Open benelot opened 6 years ago
Agree. I am also looking for the implementations of a2c algorithm in MuJoCo envs. It would be very helpful if someone can share the pre-trained models.
It also seems like the baselines algorithms are not compatible with action spaces that are not defined by integers (i.e. continuous space in the FetchReach robot)
@jeremyf21 the most of the baselines algorithms are applicable to both continuous and discrete action spaces; but policies (such as CnnPolicy, MlpPolicy etc) themselves may not be. This is partially addressed in this PR: https://github.com/openai/baselines/pull/385/files which makes policies in ppo2 submodule compatible with continuous action space (gym.spaces.Box), and with discrete action space (gym.spaces.Discrete). We have not implemented similar logic for multi-discrete action spaces, but it is coming up. Back to the original question though - I think it's a good idea to publish those if we still have them somewhere, but I am not sure we'll publish them specifically in baselines repo.

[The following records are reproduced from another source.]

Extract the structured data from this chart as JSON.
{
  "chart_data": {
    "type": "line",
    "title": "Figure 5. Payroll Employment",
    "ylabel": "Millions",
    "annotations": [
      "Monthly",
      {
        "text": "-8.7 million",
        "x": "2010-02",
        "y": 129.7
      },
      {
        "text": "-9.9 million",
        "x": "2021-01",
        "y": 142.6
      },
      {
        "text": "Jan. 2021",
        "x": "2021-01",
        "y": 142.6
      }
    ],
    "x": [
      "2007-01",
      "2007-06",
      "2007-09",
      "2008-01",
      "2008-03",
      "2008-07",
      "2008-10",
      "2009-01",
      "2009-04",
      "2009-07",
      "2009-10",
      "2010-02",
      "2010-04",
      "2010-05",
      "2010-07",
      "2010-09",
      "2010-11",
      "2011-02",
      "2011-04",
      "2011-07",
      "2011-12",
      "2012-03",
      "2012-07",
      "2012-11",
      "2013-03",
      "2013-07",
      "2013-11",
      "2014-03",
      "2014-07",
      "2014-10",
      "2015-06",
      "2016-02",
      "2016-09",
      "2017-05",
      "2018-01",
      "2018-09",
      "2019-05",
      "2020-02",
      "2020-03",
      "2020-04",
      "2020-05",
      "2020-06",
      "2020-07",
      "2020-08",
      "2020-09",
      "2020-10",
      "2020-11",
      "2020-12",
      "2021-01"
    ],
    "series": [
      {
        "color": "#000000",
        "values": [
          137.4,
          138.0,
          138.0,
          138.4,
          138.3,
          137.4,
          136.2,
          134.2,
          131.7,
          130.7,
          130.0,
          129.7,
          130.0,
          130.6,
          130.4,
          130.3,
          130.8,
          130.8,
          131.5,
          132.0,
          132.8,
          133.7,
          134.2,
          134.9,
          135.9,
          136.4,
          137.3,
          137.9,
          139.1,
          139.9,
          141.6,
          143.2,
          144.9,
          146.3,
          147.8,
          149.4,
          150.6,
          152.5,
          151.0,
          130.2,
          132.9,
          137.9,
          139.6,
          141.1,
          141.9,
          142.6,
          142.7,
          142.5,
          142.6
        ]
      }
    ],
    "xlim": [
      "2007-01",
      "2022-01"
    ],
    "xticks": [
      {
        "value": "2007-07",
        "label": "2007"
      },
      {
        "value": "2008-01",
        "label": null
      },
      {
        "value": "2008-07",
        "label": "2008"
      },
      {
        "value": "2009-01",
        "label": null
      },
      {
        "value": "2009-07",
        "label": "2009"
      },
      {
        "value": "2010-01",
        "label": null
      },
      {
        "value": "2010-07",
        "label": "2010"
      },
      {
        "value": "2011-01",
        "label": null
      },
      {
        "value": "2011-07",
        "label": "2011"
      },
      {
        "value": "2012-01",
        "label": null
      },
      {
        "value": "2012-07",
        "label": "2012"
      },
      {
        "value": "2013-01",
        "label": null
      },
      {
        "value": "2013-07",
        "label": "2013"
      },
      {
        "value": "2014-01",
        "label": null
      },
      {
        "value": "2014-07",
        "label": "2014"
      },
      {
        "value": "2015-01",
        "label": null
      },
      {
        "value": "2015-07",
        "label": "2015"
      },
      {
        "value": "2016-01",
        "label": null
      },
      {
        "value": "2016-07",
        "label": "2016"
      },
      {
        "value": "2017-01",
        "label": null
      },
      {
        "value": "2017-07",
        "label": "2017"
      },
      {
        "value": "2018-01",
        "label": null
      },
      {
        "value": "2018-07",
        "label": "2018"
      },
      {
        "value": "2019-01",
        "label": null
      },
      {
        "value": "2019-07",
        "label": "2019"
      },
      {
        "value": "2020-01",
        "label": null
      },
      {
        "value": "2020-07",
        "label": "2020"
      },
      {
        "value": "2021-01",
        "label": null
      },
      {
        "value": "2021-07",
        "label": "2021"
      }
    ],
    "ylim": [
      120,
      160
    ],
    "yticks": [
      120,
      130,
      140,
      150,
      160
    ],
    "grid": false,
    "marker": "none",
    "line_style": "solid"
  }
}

I'll post here if I find out more.
As a part of the code quality improvement effort, it was decided (putting @joschu in the loop) to include the hyperparameters and document all tips and tricks needed to reproduce state-of-the-art results, but not include the trained models themselves, at least not in the first pass before we figure out good APIs (because as it stands at the moment different policy / model apis make transfer learning experiments difficult).
Hello,
I think I would be very helpful to have agents that are pre-trained on different gym environments. I am working on some transfer learning examples and it could be very helpful to have some baselines. Does anyone have pre-trained agents to experiment with?